All of this is blatant common sense to most of us above the age of around 18 (and, of course, many below.) However, ‘virgin shaming’ is nowadays as common, if not more so, than the infamous campaigns of ‘slut shaming’ – and everybody knows it. Catch the episode of Girls where Shoshanna admits ashamedly to her own virginity – and is rejected by a potential lover because of it. Witness the relative silence you encounter on Twitter when you ask about the experience of virgins being shamed: a veritable black hole of communication versus the multiverse of anger you encounter when asking about ‘slut shaming.’ People are ready to call out those who ‘slut shame’; when virginity is involved, however, everyone clams up, still afraid to put themselves out there as the one who still has what all the grown-ups already lost.
A number of my friends, in their mid-twenties, are still virgins; some for religious reasons, some because they just haven’t come across the right guy yet. None of them actually want to talk about it out loud, of course, because even though they feel perfectly happy with their own principles and the way they’ve chosen to live their lives, they know how much of a big deal it might be over a pint of cider in the pub. One reported being told to ‘grow up’; another got told ‘you’re boring’; a tweeter even told us that when she told her boyfriend, he instructed her not to tell his friends about her virginity because it might make ‘him look bad.’

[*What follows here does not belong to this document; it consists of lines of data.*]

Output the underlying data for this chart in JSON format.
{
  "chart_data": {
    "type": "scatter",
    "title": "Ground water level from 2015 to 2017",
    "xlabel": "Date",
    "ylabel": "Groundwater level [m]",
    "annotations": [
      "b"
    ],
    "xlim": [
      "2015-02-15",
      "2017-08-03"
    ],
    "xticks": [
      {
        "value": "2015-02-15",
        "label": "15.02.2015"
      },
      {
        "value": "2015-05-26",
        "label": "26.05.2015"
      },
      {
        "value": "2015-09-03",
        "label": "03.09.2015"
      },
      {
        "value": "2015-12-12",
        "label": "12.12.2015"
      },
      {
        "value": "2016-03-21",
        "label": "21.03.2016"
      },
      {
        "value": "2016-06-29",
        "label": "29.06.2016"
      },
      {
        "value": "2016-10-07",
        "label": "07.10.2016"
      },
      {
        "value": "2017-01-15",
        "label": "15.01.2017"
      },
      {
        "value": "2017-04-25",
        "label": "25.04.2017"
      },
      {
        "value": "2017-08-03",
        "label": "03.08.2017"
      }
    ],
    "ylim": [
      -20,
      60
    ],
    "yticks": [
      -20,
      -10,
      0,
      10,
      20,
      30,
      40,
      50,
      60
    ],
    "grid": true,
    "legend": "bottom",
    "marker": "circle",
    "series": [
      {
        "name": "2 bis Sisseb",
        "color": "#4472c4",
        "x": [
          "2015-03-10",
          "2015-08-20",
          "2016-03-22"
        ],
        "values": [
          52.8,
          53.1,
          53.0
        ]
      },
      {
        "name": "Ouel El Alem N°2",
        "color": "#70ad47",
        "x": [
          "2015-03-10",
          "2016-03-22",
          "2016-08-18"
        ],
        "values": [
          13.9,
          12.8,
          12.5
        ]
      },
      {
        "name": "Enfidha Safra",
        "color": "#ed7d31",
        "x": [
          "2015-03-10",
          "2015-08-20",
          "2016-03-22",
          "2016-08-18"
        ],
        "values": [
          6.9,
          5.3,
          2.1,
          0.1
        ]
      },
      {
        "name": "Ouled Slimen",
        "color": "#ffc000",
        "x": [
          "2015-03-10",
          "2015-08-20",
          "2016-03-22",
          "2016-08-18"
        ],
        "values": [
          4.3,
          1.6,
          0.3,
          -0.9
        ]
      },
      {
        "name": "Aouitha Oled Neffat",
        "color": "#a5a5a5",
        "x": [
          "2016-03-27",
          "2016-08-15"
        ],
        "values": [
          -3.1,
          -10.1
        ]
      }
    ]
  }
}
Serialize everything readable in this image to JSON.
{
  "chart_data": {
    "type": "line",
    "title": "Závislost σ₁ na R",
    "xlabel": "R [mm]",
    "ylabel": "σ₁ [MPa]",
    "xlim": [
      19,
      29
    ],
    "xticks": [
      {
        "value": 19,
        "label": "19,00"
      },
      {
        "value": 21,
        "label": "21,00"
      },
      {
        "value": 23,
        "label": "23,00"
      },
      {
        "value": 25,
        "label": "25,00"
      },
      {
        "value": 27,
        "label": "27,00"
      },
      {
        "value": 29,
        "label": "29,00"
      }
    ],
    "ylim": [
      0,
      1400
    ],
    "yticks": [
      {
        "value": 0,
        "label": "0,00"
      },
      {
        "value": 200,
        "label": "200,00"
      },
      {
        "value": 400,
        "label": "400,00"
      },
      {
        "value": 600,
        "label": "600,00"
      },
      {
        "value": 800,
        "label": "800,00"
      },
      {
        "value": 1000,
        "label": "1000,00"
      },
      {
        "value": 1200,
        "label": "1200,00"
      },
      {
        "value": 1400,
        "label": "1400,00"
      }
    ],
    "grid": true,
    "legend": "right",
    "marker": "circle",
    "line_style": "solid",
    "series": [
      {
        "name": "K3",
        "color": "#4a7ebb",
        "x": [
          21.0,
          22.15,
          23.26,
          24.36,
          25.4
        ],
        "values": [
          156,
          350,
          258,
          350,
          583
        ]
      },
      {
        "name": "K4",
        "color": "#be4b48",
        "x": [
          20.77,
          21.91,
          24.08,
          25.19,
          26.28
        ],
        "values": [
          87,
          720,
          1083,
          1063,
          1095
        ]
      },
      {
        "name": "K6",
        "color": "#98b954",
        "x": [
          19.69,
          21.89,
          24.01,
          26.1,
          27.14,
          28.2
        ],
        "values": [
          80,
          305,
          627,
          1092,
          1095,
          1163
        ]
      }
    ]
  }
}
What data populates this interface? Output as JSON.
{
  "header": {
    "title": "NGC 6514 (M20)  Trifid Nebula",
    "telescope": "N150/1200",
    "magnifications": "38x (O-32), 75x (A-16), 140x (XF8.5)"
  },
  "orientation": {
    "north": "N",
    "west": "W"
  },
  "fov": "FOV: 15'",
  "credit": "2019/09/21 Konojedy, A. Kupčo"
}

In a world where we normalised Rampant Rabbit discussion over civilised dinners a decade ago now thanks to Carrie Bradshaw, where we’ve seriously seen a Vogue sex article called ‘Poo: The Last Taboo’ (no, really), and where Ann Summers actually sells an underwear set that is both crotchless AND lacking in nipple coverage (in other words, the biggest material mark-up in the history of retail), can we still be seriously recoiling when people say that just haven’t had sex yet? Has this sexual opennness really backfired so badly? Because if it has, let’s all take a step back here. Naughty bits are all very well and good, but what you do or don’t with them just shouldn’t affect your kudos.
And really, if you think that rocking out with your cock out gives you social balls, then you’re probably a bit of a cunt.